问题描述
我正在尝试解析数据密集型xml文件。我正在使用lxml解析每个标签:
from lxml import etree
sourceFile=sys.argv[1]
events = ("start","end")
context=etree.iterparse(sourceFile,events=events)
for eachEvent,eachElement in context:
<the code goes here>
我面临以下数据的问题:
<QualityData>
<Measure>Care for Older Adults - Functional Status Assessment</Measure>
<Question>Patients,ages 66 years or older,should have a functional status assessment completed every calendar year.</Question>
<Answer>Date:12/31/2019</Answer>
<SubAnswer2>Completed comprehensive functional status assessment (not limited to an acute or single condition,event,or body system) today</SubAnswer2>
<Measure>Care for Older Adults - Pain Screening</Measure>
<Question>Patients,should have a pain assessment at least annually</Question>
<Answer>Date:12/31/2019</Answer>
<SubAnswer2>Comprehensive pain assessment (not limited to an acute or single condition,or body system) completed today</SubAnswer2>
</QualityData>
标签SubAnswer2中有2次出现。第二次出现的是无值。需要注意的是,第二次出现的其他标签正在正确读取。另外,我仅对此数据有疑问。还有其他示例,其中标签SubAnswer2多次出现,并且已成功解析它们。 我用来读取Subanswer2值的代码是:
if eachElement.tag=='SubAnswer2' and QDstart and eachEvent=='start':
QDlist.append(eachElement.text)
我也尝试使用ElementTree进行解析。但是,当我使用其他标签时,我没有标签。为了调试该问题,我编写了一个简单的数据解析和打印程序。看起来对于丢失的数据,当事件为“结束”时,eacherElement.text会获取值。我用来打印数据的代码:
for eachEvent,eachElement in context:
print(eachElement.tag,eachEvent,eachElement.text,sep='::')
我得到的输出:
QualityData::start::None
Measure::start::Care for Older Adults - Functional Status Assessment
Measure::end::Care for Older Adults - Functional Status Assessment
Question::start::Patients,should have a functional status assessment completed every calendar year.

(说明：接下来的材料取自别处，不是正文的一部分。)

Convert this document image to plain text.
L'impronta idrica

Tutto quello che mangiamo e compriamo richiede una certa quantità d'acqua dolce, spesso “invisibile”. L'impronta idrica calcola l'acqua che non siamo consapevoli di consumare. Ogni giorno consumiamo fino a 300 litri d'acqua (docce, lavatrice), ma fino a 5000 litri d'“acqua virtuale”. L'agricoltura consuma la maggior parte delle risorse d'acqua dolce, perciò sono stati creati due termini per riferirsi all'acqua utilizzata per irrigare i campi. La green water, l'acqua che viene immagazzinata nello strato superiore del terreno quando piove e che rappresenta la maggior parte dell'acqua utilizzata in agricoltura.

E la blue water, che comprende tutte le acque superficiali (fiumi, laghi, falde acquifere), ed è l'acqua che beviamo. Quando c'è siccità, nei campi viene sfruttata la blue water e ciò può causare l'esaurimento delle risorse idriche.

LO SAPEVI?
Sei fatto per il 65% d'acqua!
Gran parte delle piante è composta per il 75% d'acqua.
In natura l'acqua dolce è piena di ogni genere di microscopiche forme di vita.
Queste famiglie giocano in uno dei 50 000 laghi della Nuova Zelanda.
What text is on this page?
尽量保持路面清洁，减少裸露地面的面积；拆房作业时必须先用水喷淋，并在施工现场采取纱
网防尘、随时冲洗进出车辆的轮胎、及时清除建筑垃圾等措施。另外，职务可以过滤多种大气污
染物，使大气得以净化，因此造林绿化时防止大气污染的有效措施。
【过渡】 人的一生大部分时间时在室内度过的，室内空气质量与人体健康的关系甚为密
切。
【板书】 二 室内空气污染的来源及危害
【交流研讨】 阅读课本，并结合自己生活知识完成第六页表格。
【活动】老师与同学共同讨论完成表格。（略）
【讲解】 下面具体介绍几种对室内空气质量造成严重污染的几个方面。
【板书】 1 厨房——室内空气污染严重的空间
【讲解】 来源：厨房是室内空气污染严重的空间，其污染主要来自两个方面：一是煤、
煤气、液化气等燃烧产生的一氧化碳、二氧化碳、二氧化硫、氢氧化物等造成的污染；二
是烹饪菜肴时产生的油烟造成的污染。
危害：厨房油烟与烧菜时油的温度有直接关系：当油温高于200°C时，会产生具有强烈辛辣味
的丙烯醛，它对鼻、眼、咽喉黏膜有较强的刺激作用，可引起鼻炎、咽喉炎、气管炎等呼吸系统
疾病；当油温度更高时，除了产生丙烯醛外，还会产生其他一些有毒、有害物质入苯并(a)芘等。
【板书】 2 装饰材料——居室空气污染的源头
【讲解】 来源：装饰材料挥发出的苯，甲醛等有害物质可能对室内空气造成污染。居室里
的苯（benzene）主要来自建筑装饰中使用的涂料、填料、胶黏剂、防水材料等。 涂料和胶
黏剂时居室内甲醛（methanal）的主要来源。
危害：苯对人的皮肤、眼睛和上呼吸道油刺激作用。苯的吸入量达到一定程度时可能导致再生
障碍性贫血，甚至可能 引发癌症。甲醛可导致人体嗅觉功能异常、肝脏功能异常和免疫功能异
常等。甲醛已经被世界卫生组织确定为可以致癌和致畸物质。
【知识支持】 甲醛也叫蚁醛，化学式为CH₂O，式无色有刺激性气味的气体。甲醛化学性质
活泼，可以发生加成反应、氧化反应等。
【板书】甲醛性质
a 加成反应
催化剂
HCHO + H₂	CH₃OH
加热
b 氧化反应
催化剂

Question::end::Patients,should have a functional status assessment completed every calendar year.
Answer::start::Date:12/31/2019
Answer::end::Date:12/31/2019
SubAnswer2::start::Completed comprehensive functional status assessment (not limited to an acute or single condition,or body system) today
SubAnswer2::end::Completed comprehensive functional status assessment (not limited to an acute or single condition,or body system) today
Measure::start::Care for Older Adults - Pain Screening
Measure::end::Care for Older Adults - Pain Screening
Question::start::Patients,should have a pain assessment at least annually
Question::end::Patients,should have a pain assessment at least annually
Answer::start::Date:12/31/2019
Answer::end::Date:12/31/2019
SubAnswer2::start::None
SubAnswer2::end::Comprehensive pain assessment (not limited to an acute or single condition,or body system) completed today
QualityData::end::None
当事件为“结束”时,观察SubAnswer2的文本。我可以做些什么来确保在事件“开始”时出现标签文本?
谢谢。
解决方法
使用etree感觉太复杂了。这是另一种方式
from simplified_scrapy import SimplifiedDoc
html = '''
<QualityData>
<Measure>Care for Older Adults - Functional Status Assessment</Measure>
<Question>Patients,ages 66 years or older,should have a functional status assessment completed every calendar year.</Question>
<Answer>Date:12/31/2019</Answer>
<SubAnswer2>Completed comprehensive functional status assessment (not limited to an acute or single condition,event,or body system) today</SubAnswer2>
<Measure>Care for Older Adults - Pain Screening</Measure>
<Question>Patients,should have a pain assessment at least annually</Question>
<Answer>Date:12/31/2019</Answer>
<SubAnswer2>Comprehensive pain assessment (not limited to an acute or single condition,or body system) completed today</SubAnswer2>
</QualityData>
'''
doc = SimplifiedDoc(html)
nodes = doc.QualityData.children
for node in nodes:
print('{:<15}{}'.format(node.tag,node.text))
# Or
print (doc.SubAnswer2s.text)
结果:
Measure Care for Older Adults - Functional Status Assessment
Question Patients,should have a functional status assessment completed every calendar year.
Answer Date:12/31/2019
SubAnswer2 Completed comprehensive functional status assessment (not limited to an acute or single condition,or body system) today
Measure Care for Older Adults - Pain Screening
Question Patients,should have a pain assessment at least annually
Answer Date:12/31/2019
SubAnswer2 Comprehensive pain assessment (not limited to an acute or single condition,or body system) completed today
['Completed comprehensive functional status assessment (not limited to an acute or single condition,or body system) today','Comprehensive pain assessment (not limited to an acute or single condition,or body system) completed today']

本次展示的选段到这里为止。